For the travelling harmonic wave $y(x, t) = 2.0 \cos 2 \pi(10 t - 0.0080 x + 0.35)$,where $x$ and $y$ are in $cm$ and $t$ is in $s$. Calculate the phase difference between oscillatory motion of two points separated by a distance of:
$(a)$ $4 \, m$
$(b)$ $0.5 \, m$
$(c)$ $\lambda / 2$
$(d)$ $3 \lambda / 4$

(N/A) The equation for a travelling harmonic wave is given by $y(x, t) = 2.0 \cos 2 \pi(10 t - 0.0080 x + 0.35)$.
Comparing this with the standard wave equation $y = a \cos(2 \pi \nu t - kx + \phi_0)$,we get:
Propagation constant $k = 0.0160 \pi \, rad/cm$.
The phase difference $\Delta \phi$ between two points separated by distance $\Delta x$ is given by $\Delta \phi = k \Delta x$.

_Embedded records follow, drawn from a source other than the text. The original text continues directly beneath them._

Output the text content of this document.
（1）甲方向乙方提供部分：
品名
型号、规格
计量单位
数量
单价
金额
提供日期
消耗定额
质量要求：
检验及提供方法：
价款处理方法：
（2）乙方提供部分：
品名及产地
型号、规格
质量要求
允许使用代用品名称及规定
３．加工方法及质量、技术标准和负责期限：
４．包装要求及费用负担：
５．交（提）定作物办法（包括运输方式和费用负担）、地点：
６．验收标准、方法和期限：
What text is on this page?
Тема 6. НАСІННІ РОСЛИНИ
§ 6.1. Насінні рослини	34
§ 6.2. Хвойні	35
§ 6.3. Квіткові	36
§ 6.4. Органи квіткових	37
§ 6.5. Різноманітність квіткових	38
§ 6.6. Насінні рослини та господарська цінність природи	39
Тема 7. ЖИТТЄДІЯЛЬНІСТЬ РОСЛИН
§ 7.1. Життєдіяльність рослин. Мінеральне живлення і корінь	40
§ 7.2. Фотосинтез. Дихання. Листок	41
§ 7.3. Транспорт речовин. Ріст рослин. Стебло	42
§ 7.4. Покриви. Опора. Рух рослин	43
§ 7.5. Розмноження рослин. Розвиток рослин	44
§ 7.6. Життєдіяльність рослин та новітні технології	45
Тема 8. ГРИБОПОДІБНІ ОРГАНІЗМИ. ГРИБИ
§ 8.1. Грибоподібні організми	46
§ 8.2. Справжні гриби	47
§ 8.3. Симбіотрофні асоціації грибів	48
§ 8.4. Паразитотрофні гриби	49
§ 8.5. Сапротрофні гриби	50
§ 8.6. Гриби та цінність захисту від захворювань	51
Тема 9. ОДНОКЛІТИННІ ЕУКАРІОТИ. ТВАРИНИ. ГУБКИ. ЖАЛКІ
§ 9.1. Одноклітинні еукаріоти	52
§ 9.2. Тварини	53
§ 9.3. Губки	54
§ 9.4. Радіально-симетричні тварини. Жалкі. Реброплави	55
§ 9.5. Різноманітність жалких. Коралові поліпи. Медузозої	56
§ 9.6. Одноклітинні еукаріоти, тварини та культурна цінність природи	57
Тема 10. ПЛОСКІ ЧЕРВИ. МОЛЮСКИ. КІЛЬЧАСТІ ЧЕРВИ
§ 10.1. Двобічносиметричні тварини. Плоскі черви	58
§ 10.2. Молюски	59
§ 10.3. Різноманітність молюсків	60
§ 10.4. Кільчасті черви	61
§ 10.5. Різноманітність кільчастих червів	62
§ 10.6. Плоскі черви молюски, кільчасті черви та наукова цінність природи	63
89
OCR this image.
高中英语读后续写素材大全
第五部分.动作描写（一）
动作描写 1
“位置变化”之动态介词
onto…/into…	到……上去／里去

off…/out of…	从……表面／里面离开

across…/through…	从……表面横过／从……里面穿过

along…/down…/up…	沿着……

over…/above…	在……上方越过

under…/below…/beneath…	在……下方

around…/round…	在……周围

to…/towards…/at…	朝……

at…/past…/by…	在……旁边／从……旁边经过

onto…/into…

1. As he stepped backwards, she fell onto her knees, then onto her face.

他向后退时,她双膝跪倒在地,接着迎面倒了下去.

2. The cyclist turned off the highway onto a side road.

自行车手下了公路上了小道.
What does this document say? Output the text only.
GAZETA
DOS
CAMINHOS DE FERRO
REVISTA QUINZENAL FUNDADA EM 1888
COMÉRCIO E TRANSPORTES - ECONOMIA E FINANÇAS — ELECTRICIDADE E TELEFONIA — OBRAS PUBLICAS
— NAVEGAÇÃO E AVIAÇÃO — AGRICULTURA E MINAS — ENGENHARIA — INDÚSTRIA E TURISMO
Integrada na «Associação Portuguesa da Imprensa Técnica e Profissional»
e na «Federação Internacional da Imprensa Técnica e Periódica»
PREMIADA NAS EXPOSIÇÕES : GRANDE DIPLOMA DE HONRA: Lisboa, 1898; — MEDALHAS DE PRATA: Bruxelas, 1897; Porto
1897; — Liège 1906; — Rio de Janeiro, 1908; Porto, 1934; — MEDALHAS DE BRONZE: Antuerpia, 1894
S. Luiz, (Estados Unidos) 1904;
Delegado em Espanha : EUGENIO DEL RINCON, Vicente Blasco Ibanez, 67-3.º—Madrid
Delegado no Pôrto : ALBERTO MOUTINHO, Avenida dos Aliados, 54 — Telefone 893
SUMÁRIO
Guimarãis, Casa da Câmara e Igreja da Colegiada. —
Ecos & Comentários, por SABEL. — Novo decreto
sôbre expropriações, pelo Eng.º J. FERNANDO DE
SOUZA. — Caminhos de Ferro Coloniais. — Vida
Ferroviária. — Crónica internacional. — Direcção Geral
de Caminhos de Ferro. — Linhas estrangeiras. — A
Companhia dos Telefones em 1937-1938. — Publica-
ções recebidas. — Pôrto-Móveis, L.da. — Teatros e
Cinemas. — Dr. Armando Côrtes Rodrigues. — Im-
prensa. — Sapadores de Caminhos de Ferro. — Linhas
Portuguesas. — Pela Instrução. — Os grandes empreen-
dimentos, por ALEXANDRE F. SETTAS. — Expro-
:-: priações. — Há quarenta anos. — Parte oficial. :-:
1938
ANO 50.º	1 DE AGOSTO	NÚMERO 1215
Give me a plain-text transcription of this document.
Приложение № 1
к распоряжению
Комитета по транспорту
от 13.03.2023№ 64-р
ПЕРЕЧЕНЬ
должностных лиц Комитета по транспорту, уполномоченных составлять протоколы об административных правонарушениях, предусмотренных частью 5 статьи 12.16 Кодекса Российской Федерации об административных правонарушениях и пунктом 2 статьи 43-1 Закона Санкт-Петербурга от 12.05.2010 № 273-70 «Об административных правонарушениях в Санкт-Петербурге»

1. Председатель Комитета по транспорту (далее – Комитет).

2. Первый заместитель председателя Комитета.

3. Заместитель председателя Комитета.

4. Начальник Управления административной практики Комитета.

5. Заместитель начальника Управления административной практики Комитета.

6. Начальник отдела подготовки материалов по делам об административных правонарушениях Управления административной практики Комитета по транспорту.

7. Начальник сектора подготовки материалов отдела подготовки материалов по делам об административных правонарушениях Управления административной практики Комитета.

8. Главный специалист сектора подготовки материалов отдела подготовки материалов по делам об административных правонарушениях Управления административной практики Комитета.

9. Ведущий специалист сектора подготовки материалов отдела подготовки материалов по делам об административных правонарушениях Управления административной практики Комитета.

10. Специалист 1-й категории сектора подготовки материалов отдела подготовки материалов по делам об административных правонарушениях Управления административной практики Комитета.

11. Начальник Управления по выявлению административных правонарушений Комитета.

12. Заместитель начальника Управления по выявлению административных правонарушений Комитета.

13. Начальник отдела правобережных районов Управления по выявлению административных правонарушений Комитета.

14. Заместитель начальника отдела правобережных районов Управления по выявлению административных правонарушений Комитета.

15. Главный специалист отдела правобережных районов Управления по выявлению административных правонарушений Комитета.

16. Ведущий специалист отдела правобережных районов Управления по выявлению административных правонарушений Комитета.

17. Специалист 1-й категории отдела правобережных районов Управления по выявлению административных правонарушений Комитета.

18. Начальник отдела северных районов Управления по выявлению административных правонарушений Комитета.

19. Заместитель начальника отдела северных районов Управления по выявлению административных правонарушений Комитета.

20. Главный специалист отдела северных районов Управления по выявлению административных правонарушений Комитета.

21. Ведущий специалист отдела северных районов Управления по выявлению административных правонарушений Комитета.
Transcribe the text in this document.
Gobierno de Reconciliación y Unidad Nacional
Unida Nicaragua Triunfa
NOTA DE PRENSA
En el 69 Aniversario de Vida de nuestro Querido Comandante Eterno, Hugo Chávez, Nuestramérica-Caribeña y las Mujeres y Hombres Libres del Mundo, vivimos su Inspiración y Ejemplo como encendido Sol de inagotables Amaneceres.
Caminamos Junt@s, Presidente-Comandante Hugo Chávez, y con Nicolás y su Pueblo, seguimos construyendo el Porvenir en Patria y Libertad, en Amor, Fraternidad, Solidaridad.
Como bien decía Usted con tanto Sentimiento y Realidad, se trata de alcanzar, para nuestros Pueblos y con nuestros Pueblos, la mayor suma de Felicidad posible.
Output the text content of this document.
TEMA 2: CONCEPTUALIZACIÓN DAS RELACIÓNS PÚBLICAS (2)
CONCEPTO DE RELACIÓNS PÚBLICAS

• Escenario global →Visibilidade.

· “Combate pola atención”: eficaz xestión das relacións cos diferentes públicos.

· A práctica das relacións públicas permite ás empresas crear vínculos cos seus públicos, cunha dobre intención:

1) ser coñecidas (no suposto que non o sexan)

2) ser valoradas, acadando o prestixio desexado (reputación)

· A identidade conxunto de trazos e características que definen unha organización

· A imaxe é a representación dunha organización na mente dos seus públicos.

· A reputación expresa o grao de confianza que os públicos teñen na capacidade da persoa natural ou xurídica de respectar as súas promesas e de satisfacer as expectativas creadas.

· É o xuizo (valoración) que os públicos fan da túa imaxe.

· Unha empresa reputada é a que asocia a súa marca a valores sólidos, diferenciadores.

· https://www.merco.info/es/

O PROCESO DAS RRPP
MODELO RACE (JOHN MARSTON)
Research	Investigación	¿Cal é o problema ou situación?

$(a)$ For $\Delta x = 4 \, m = 400 \, cm$:
$\Delta \phi = (0.0160 \pi \, rad/cm) \times (400 \, cm) = 6.4 \pi \, rad$.
$(b)$ For $\Delta x = 0.5 \, m = 50 \, cm$:
$\Delta \phi = (0.0160 \pi \, rad/cm) \times (50 \, cm) = 0.8 \pi \, rad$.
$(c)$ For $\Delta x = \lambda / 2$:
Since $k = 2 \pi / \lambda$,$\Delta \phi = (2 \pi / \lambda) \times (\lambda / 2) = \pi \, rad$.
$(d)$ For $\Delta x = 3 \lambda / 4$:
$\Delta \phi = (2 \pi / \lambda) \times (3 \lambda / 4) = 1.5 \pi \, rad$.